Avvenire, 19 ottobre 2024
In calo i genitori che raccontano favole
Dedicato a tutti quelli che i sogni non riescono mai a ricordarli. Anche perché da quando il futuro non è un’opportunità, ma sembra soprattutto una minaccia, sognare è diventato più difficile.
Ciò che manca è l’ossigeno per raccontarli i sogni, persino a noi stessi. Anzi, per dormire meglio magari ci si augura di non sognare affatto. Una volta c’erano le favole al posto del Tavor: erano l’aperitivo dei sogni. Oggi invece riuscire a raccontare una storia a un bambino per indurlo al sonno sognante significa avere davvero un conato di ottimismo. Con il rischio, tra l’altro, che sia lui a spiegarti come va a finire. Perché da sempre, le favole non dicono ai bambini che i draghi esistono.

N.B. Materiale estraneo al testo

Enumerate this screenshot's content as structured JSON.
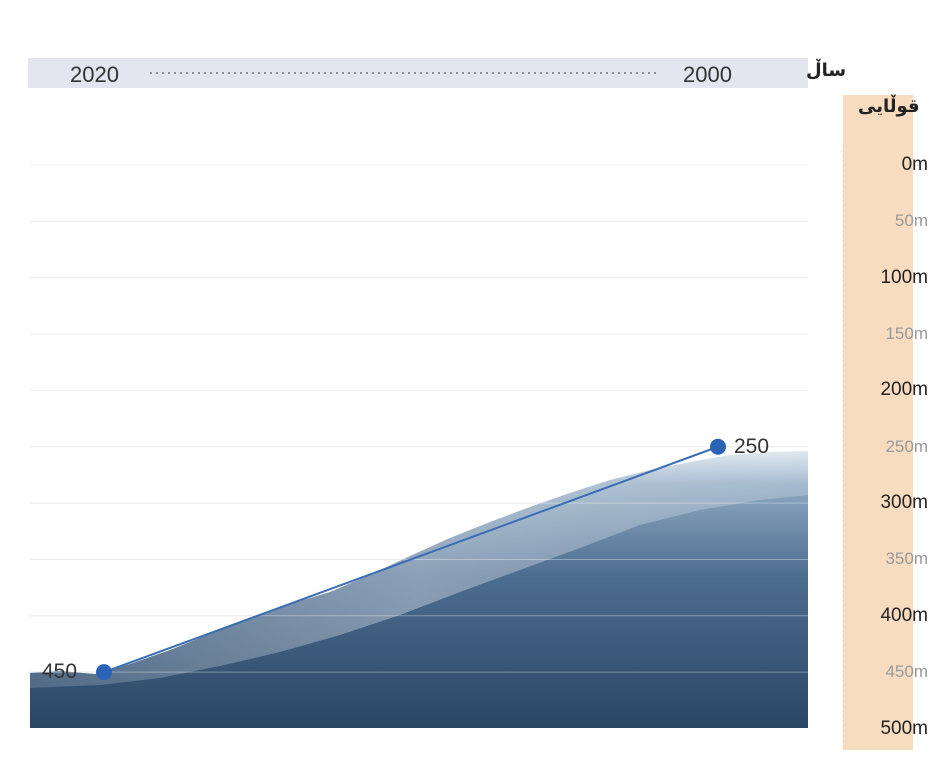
{
  "chart_data": {
    "type": "line",
    "x_axis_title": "ساڵ",
    "y_axis_title": "قوڵایی",
    "x": [
      "2020",
      "2000"
    ],
    "series": [
      {
        "values": [
          450,
          250
        ],
        "point_labels": [
          "450",
          "250"
        ]
      }
    ],
    "y_ticks": [
      "0m",
      "50m",
      "100m",
      "150m",
      "200m",
      "250m",
      "300m",
      "350m",
      "400m",
      "450m",
      "500m"
    ],
    "ylim": [
      0,
      500
    ],
    "y_inverted": true,
    "grid": true,
    "colors": {
      "line": "#3a6db3",
      "point": "#2a62b4",
      "depth_band": "#f8dcc0",
      "year_band": "#e3e6f0",
      "water_top": "#cfdbe6",
      "water_bottom": "#2f4e70"
    }
  }
}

Quello i bambini lo sanno già. Le favole invece dicono ai bambini che i draghi possono essere sconfitti. Lo sosteneva G.K.
Chesterton, uno che faceva lo scrittore e che con le storie ci mangiava, ma è profondamente vero. Secondo una ricerca inglese ormai solo il 16% dei bambini sotto gli otto anni si addormenta al suono di una storia raccontata dai genitori.
Dieci anni fa erano ancora il 30%, trent’anni fa il 75%.
Conseguenza inesorabile è che la prossima generazione avrà un’infanzia senza favole. E con pochi sogni. E la cosa peggiore è che non sapranno mai cosa si sono persi.